Andrea Mantella è guarito dal Covid ed è tornato a parlare. Lo ha fatto collegandosi da un sito riservato con l’aula bunker di Torino, chiamato a testimoniare nel processo di ‘ndrangheta scaturito dall’operazione “Carminius-Fenice” gli affari e le attività dell’articolazione piemontese del clan Bonavota di Sant’Onofrio con ramificazioni nel Torinese e, in particolare, a Moncalieri e Carmagnola. “Se sono degno di essere definito collaboratore di giustizia lo decideranno gli onorevoli giudici. Io mi sono pentito perché ho capito gli errori che ho fatto”. È quanto ha dichiarato dal collaboratore di giustizia vibonese, ex boss dell’ala scissionista del clan Lo Bianco di Vibo Valentia che da pentito ha contribuito alla nascita del maxi-processo denominato “Rinascita Scott“. “Mandai dei killer a Torino per uccidere Antonino Defina, che dava fastidio ai Bonavota nell’edilizia e stava creando un gruppo autonomo”, ha svelato nel corso della sua deposizione Mantella ricostruendo un episodio di qualche anno fa. “L’omicidio non ebbe luogo – precisa il pentito – perchè gli esecutori furono fermati e controllati da una pattuglia delle forze dell’ordine. In Calabria uccidemmo, Domenico Di Leo, il suo braccio destro. Lo massacrammo a colpi di kalashnikov sotto casa sua. Io rimasi in auto, spararono due miei discepoli che volevano imparare il mestiere. Defina mi sfuggì parecchie volte dalle mani, era più intelligente di lui”.
“Salvatore Arone è come Padre Pio”
“Salvatore Arone è come Padre Pio”
Mantella ha quindi raccontato come la ‘ndrangheta vibonese si è infiltrata nel tessuto economico e sociale di Torino e dintorni. “A Carmagnola la famiglia Arone e il clan Bonavota sono la stessa cosa: stessa fazione, stessa potenza. A Carmagnola, come in Calabria, si facevano le stesse cose”, testimonia il pentito citando una manifestazione religiosa (l‘Affruntata) tipicamente calabrese e “guarda caso – aggiunge il collaboratore di giustizia – presente anche nel paese del Torinese”. Soffermandosi sui ruoli interni all’articolazione piemontese dei Bonavota, Mantella ha ribadito: “A Carmagnola il capo è Salvatore Arone. Lui rappresenta i Bonavota ed è rispettato come un santo o padre Pio”.
La ‘ndrangheta e il magistrato da colpire
Mantella, inoltre, ha riferito rispondendo alle domande dei pm della Direzione distrettuale antimafia “che la ‘ndrangheta voleva colpire un magistrato di Torino”. Una volontà – così come riportato dal Corriere.it – che il pentito vibonese fa risalire a un colloquio con Francesco D’Onofrio, ex militante di Prima linea condannato recentemente in Appello per associazione mafiosa. “D’Onofrio – racconta Mantella parlando dell’episodio avvenuto in galera nel 2013 – mi disse che aveva dell’astio nei confronti della magistratura torinese. Diceva che le Dda di Reggio e di Torino lo stavano rovinando e che, per questo bisognava prendere dei provvedimenti su alcuni magistrati, sia in Calabria che a Torino”. Presente in aula, come sempre, anche l’ex assessore regionale Roberto Rosso, imputato di voto di scambio politico-mafioso.

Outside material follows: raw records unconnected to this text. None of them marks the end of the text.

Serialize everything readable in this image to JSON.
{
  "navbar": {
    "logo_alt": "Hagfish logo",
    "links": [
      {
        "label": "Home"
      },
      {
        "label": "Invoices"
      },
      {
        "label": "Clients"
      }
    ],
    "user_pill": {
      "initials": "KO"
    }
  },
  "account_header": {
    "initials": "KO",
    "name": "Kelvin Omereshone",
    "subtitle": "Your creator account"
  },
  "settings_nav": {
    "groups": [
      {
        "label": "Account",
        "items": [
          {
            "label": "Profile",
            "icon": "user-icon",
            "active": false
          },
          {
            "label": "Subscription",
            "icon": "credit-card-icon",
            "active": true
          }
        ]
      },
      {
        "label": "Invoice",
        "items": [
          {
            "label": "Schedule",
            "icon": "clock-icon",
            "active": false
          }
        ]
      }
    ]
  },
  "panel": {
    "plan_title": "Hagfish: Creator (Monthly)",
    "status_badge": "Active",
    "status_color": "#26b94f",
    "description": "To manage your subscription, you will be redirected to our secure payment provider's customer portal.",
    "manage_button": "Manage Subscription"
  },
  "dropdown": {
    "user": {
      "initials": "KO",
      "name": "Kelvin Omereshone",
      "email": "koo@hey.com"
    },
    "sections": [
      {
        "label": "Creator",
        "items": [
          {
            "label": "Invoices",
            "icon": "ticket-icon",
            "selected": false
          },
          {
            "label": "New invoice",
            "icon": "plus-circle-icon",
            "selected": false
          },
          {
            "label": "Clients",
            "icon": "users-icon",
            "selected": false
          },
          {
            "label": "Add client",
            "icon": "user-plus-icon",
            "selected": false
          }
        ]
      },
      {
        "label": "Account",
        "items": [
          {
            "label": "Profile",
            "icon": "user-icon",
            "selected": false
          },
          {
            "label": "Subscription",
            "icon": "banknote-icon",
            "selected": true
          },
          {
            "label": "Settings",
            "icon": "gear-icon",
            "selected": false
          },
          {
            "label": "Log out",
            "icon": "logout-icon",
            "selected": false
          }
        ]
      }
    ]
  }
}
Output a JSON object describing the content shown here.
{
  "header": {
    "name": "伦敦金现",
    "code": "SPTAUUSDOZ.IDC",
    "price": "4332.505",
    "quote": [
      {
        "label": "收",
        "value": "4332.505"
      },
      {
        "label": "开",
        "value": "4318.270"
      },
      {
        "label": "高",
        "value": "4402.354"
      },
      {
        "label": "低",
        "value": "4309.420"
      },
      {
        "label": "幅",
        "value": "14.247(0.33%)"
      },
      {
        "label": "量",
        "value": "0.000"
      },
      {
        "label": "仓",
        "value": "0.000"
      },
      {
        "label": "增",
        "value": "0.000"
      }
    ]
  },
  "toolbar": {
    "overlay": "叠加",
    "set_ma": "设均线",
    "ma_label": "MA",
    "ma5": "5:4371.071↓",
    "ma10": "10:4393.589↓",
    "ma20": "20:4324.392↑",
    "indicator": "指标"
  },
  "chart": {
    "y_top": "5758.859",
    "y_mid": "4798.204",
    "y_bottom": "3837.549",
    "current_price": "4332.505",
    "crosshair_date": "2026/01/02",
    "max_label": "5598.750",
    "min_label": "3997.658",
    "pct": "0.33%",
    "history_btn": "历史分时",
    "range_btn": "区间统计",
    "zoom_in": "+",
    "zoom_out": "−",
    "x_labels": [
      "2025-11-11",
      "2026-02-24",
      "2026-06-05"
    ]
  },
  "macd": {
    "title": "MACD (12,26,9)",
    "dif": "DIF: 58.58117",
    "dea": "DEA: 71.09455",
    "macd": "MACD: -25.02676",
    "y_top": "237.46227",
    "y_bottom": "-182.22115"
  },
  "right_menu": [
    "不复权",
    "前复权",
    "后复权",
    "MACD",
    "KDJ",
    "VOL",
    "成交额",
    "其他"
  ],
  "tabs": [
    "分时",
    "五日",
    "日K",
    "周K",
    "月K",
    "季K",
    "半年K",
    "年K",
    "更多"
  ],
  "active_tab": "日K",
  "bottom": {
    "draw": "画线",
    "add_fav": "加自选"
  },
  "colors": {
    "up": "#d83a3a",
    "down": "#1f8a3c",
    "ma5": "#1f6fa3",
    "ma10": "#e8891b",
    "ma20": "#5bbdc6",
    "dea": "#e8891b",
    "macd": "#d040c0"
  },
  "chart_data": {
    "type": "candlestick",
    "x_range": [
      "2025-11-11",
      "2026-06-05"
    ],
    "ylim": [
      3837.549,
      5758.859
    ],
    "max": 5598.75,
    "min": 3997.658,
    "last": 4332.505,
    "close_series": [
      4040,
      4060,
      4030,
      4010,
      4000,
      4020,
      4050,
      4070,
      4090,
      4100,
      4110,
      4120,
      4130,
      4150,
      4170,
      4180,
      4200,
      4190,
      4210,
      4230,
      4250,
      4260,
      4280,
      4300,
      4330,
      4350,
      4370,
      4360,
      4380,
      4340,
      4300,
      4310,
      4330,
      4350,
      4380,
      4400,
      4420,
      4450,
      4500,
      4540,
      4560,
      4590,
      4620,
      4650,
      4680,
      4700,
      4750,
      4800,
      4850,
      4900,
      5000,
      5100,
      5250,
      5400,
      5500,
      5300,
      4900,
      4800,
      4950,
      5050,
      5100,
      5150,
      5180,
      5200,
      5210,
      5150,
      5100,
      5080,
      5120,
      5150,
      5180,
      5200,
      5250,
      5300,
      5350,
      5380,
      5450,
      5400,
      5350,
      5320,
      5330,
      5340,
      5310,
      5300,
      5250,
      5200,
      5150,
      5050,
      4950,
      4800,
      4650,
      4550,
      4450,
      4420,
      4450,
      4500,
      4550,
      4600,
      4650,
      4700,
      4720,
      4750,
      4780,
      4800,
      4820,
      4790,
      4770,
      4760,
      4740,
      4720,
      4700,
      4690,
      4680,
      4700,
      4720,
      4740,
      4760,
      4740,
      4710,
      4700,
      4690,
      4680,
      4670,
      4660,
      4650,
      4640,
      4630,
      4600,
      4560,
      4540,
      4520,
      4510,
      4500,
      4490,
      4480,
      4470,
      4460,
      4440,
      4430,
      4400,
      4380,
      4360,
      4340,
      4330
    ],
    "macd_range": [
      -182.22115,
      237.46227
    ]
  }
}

La guerra di mafia vinta dai Bonavota
L’ex boss ha raccontato anche il suo percorso criminale: da “picciotto” dei Lo Bianco fin “da ragazzino” fino a vero e proprio capo di un “gruppo militare autonomo” che si alleò con altre cosche, tra cui i Bonavota, in opposizione ai Mancuso. “La guerra di mafia è finita – sostiene – con la vittoria dei Bonavota. Hanno vinto sul campo. Non c’è trippa per gatti”. Per Mantella “i Lo Bianco furono quasi cancellati e i Mancuso furono messi in difficoltà”. Il collaboratore, che si è attribuito “tanti omicidi”, ha parlato di una “black list” di persone da uccidere. In due casi, però, non si fece nulla. Il primo fu quello di Rosario Petrolo, “che era all’ergastolo per la cosiddetta Strage dell’Epifania del 1991, diretta contro i Bonavota, dove morirono persone innocenti. Sapendo che forse gli stavano per dare un permesso premio, vennero da me e mi dissero: “Compare Andrea, due polli in un pollaio non ci possono stare: se esce devi ucciderlo”. Il secondo riguardava un boss “ma intervenne la “ndrangheta madre” e, dopo la loro mediazione, non intervenimmo”.